The European Union has failed to call the Sri Lankan government to be accountable for alleged war crimes in the war against Tamil Tigers in order to extend trade concessions on exports to the EU. The EU has announced that it will not renew trade concessions known as the GSP+ to Sri Lanka unless the government provides a written commitment on human rights by the 1st of July.

When providing the GSP+ trade concession the Eu takes a country's human rights record into account. However, in its latest diplomatic move against Sri Lanka on trade, the EU has not requested the government to allow a probe into war crimes and human rights violations. Recently, the United Nations as well as human rights organizations have urged the Government of Sri Lanka to open doors for an international inquiry on alleged war crimes and human rights violation during the war.
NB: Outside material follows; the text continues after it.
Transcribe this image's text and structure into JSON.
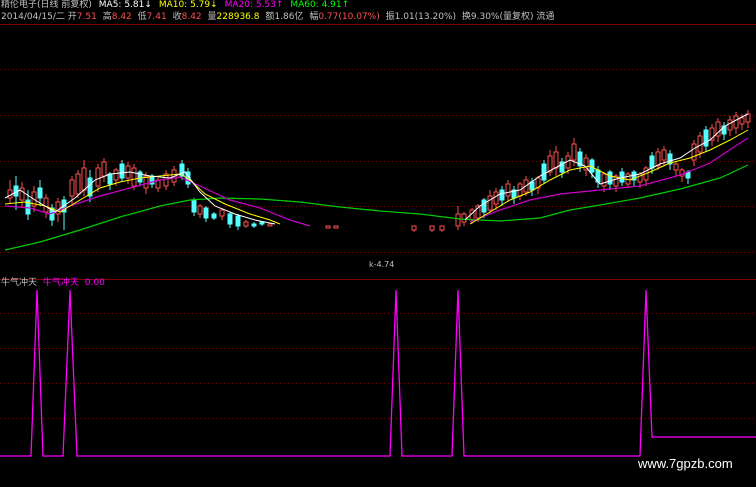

In a detailed letter written to the Sri Lankan government on the 17th of June, EU has provided an outline regarding the conditions for the renewal of the GSP+ facility. In its 15 point letter, the main reference to the war is with regard to 'former LTTE combatants' held in detention and the EU has requested the government to provide a list of those detained to family members. It also calls upon the government to end those detained under the Prevention of Terrorism Act (PTA) 'by releasing them or bringing them to trial'. In addition, the EU seeks access for humanitarian organizations to detention centers.
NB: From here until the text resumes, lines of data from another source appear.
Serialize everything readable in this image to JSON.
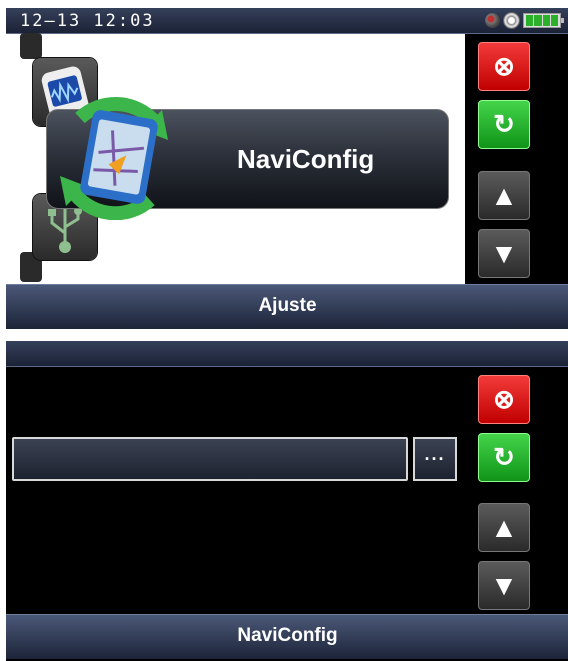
{
  "top_screen": {
    "status_time": "12–13  12:03",
    "main_item_label": "NaviConfig",
    "title_bar": "Ajuste",
    "icons": {
      "status": [
        "gps-icon",
        "disc-icon",
        "battery-icon"
      ],
      "carousel": [
        "audio-player-icon",
        "naviconfig-icon",
        "usb-icon"
      ]
    }
  },
  "bottom_screen": {
    "path_value": "",
    "browse_label": "···",
    "title_bar": "NaviConfig"
  },
  "buttons": {
    "cancel": "⊗",
    "refresh": "↻",
    "up": "▲",
    "down": "▼"
  },
  "colors": {
    "cancel_red": "#d81010",
    "refresh_green": "#22b52a",
    "title_bar_blue": "#2c3650"
  }
}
The Government of Sri Lanka has earlier announced that over 10,000 Tamil Tiger suspects are held in detention. However, none of them have been proven to be 'LTTE Combatants'. Relatives of those held in detention for over a year have called upon the government to reveal where they are held, to release them or produce them in court. Places of detention have not been made public even after the government has announced that the LTTE has been defeated by war.

In its letter to the Government of Sri Lanka the EU has requested several reforms in government legislation and to respect international norms. It also calls upon the government to 'take steps to ensure journalists can exercise their professional duties without harassment". The Government of Sri Lanka has in writing rejected the EU conditions saying that they are 'clearly inconsistent with Sri Lanka's Sovereignty'.